The credit history of an individual is tracked by his/her CIBIL score. CIBIL Score is a three digit number which is a reflection of their credit history. A three digit number lies between 300 and 900. It is a major measure for all financial banks to check the creditworthiness of the borrower. Credit score is managed by Credit Information Bureau Limited, one of the credit bureaus in India.
The CIBIL score is not built in a day and requires a long credit history of the borrower. It takes around 18-36 months to build a healthy CIBIL score.
However, a variety of practices and habits related to spending, debt repayment and credit card usage can have a negative impact on an individual's CIBIL score. Learn about all the habits that one should avoid in order to maintain a healthy CIBIL score.
1. Be aware of excessive credit
It is always wise to keep a tab on your spending habits. Spending more than income will increase the need for loan. Borrowing money for a long period of time due to excessive spending can result in a huge debt which can lower your CIBIL rating.
2. Avoid Unpaid Credit Card Bills
Honesty is important to earn a good CIBIL rating. If you do not pay your credit card bills for a long time and are also an irregular payer of your loan installments, then this is the right time to change these habits for a healthy CIBIL score. Absence of timely EMI and credit payments indicates poor planning of funds.
3. Do not take only unsecured loans or multiple loans
Focusing only on unsecured loans like personal loans, credit cards etc. can impact your CIBIL score. It is always advised to maintain a healthy mix of secured loans like home loan, education loan, auto loan etc. to generate a healthy score of income. On the other hand, applying for multiple loans at the same time can put you under the scanner of financial institutions and reduce your credibility.
4. Don't miss your EMIs or payments on existing loans
Like unpaid credit card bills, unpaid EMIs and loan installments can be detrimental to your credit score. A high CIBIL score does not arise without taking a loan or borrowing. Also, it is equally important to maintain consistency in repaying that loan or credit on time. Delayed payment will negatively affect your CIBIL score and eventually reduce your credibility with financial institutions.

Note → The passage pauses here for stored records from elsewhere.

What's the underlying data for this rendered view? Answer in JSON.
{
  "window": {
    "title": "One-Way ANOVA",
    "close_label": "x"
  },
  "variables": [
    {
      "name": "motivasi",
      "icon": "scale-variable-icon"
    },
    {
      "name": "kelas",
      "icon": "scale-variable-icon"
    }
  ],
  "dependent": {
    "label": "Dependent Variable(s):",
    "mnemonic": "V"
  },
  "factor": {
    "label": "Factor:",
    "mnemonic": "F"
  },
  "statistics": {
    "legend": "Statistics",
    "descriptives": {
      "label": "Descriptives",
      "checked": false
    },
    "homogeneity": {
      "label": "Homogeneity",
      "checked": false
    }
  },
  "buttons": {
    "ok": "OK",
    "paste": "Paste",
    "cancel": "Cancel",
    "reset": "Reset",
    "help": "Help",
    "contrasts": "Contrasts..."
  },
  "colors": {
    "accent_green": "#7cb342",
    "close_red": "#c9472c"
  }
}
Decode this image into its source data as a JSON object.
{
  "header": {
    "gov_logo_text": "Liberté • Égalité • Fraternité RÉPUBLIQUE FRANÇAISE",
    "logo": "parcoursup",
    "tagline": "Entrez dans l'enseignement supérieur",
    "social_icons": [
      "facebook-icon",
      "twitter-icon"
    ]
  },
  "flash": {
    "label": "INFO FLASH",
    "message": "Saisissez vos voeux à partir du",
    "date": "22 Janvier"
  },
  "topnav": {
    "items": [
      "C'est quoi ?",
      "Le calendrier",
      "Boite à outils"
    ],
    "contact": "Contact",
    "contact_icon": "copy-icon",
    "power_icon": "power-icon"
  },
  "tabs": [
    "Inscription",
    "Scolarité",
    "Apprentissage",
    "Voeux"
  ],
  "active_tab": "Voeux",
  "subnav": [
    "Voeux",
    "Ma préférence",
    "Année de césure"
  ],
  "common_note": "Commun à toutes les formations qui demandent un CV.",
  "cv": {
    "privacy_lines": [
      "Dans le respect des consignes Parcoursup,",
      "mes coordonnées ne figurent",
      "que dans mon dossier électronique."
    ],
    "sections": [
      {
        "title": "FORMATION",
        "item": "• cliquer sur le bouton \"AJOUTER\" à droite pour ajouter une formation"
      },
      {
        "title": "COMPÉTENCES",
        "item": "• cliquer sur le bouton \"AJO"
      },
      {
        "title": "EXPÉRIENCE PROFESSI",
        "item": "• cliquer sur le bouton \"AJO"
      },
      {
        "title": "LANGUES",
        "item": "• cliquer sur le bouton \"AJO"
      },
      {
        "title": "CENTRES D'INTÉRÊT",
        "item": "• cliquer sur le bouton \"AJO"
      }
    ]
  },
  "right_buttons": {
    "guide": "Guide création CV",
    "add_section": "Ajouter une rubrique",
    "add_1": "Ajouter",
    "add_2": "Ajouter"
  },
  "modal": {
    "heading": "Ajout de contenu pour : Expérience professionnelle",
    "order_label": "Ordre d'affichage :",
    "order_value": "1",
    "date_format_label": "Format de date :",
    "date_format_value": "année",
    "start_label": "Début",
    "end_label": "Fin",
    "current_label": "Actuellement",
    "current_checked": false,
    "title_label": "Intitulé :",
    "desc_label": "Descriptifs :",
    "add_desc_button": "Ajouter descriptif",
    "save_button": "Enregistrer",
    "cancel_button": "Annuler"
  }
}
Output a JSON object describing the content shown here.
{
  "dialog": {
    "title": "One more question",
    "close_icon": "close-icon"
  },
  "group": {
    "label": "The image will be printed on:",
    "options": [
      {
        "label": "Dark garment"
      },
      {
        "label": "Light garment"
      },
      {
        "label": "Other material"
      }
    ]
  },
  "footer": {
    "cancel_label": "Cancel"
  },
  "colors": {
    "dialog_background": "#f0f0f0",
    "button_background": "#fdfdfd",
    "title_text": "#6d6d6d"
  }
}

5. Don't Miss Tracking Your CIBIL Report
One can improve his/her credit score only if he/she is aware of his/her current status. Hence, irregular tracking of CIBIL reports increases the chances of your CIBIL score deteriorating as you will not be able to rectify technical errors and others. Anyone can request their CIBIL report by visiting www.cibil.com.
6. Beware of Joint Accounts
It is better to avoid becoming a joint account holder or a guarantor for someone else's loan. Any default on that loan will also directly affect the CIBIL score of the joint account holder. So it is better to take such responsibility only for those whom you trust well.